(… teaser …)
È ormai considerazione diffusa: quando il Coronavirus sarà solo un ricordo, lo saranno anche molte delle nostre quotidiane abitudini. Oltre alle barriere mentali, perlomeno iniziali, nel ritorno ad abbracci, baci e pacche sulla spalla - perché proprio non riusciamo a farne a meno - uno degli aspetti che ne uscirà profondamente modificato sarà quello lavorativo. Senza badare alle criticità economiche, che di certo meriterebbero approfondimenti e riflessioni, il punto riguarda le modalità di lavoro. Sveglia, caffè e via verso l'ufficio o la propria azienda: sarà ancora questa la routine del futuro? Oppure riusciranno molte aziende italiane a fare tesoro di questo periodo di crisi per rinnovare la concezione dei tempi e delle modalità di lavoro?
(… panoramica …)
In questi giorni si fa un gran parlare di smart working, ovvero un nuovo approccio lavorativo che concepisce l'ufficio “solo" come luogo di incontro, le tecnologie poi fanno il resto, garantendo flessibilità e mobilità ma, allo stesso tempo, pretendendo dal lavoratore un senso di responsabilità e organizzazione: niente più orari e luoghi prestabiliti ma lavoro incentrato sul perseguimento degli obiettivi entro determinate scadenze.

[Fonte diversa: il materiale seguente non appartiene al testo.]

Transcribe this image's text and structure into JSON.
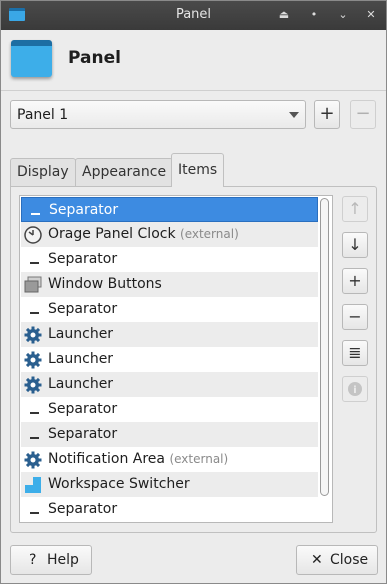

Certo, lavorare da casa o da un qualsiasi altro posto nel mondo può apparire semplice ed entusiasmante, ma mettiamo subito le cose in chiaro: lo smart working non è da tutti e per tutti. Innanzitutto non si presta a ogni tipo di lavoro, e quindi a ogni azienda, ma, aspetto spesso sottovalutato, necessita di capacità non indifferenti da parte del lavoratore.
(… zoom …)
“Non importa quando e dove lo fai, importa il come” è quello che potrebbe dire il capo di un’azienda che decide di adottare il metodo dello smart working prediligendo quindi obiettivi e risultati. Lavorare da casa per i più fa rima con lavorare meno, avere più tempo libero, dare una sbirciata più spesso al frigo ed evitare di svestire il pigiama: bene, se siete convinti di ciò, sappiate che molte di queste considerazioni sono false, o quantomeno vere solo in parte. In altre parole: no al pigiama h24, sì a sveglia, doccia e vestiti preferiti.
Home sweet home, casa dolce casa, questo è uno dei punti chiave: la vostra stanza diventerà il vostro ufficio, dev'essere pulita e ordinata, attrezzata e per certi versi blindata, perché se vostro figlio “spegnerà” il vostro momento di concentrazione, magari per chiedervi dove sono finite le sue ciabatte, o vostra mamma vi interrompe puntualmente per chiedervi cosa volete mangiare a pranzo, ecco, forse emergerà in voi l’esigenza di disporre di uno spazio lavorativo fuori dalle mura domestiche e non è del tutto remota l’ipotesi che vi ritroverete a rimpiangere il vostro vecchio ufficio.
(...climax...)
"Però non rimpiangerò il mio datore di lavoro", starete pensando. Forse questo è vero, ma ad una condizione: siete voi il vostro nuovo capo, sarete voi a svestire i panni di Dr. Jekyll e indossare quelli di Mr. Hyde, e viceversa. Sarete voi, in altre parole, a darvi degli ordini e a rispondere "sissignore". E attenzione: se con voi stessi utilizzerete troppa carota e poco bastone, troppe sbirciate nel frigo e pochi momenti di concentrazione, finirete presto per "autolicenziarvi".
"Però non avrò più orari da rispettare", direte. Vero. Ma orari non vuol dire regole, e le regole riguardano anche gli orari. In che senso? Non avere orari non vuol dire lavorare di meno, come spesso erroneamente si crede, anzi molte volte è l'esatto opposto, specie se lavorare di più non arricchisce il vostro capo ma voi stessi. Ci saranno momenti in cui dovrete fare una pausa, ci saranno deadline da rispettare per il vostro bene, arriveranno delle richieste in orari improbabili perché tanto “ha sempre il computer con sé, ci metterà un attimo a sbrigare questo compito”. In questi casi tutto diventa più complicato e la cosa più difficile da fare è dire a se stessi "questa la gestirò domattina, sono le 21:00 e per oggi può bastare".
Quando pensiamo al nostro futuro lavorativo non dobbiamo solo chiederci se le aziende saranno pronte a questo cambio di rotta, la domanda da porci è: siamo noi, prima di tutto, veramente pronti a questa rivoluzione della cultura del lavoro?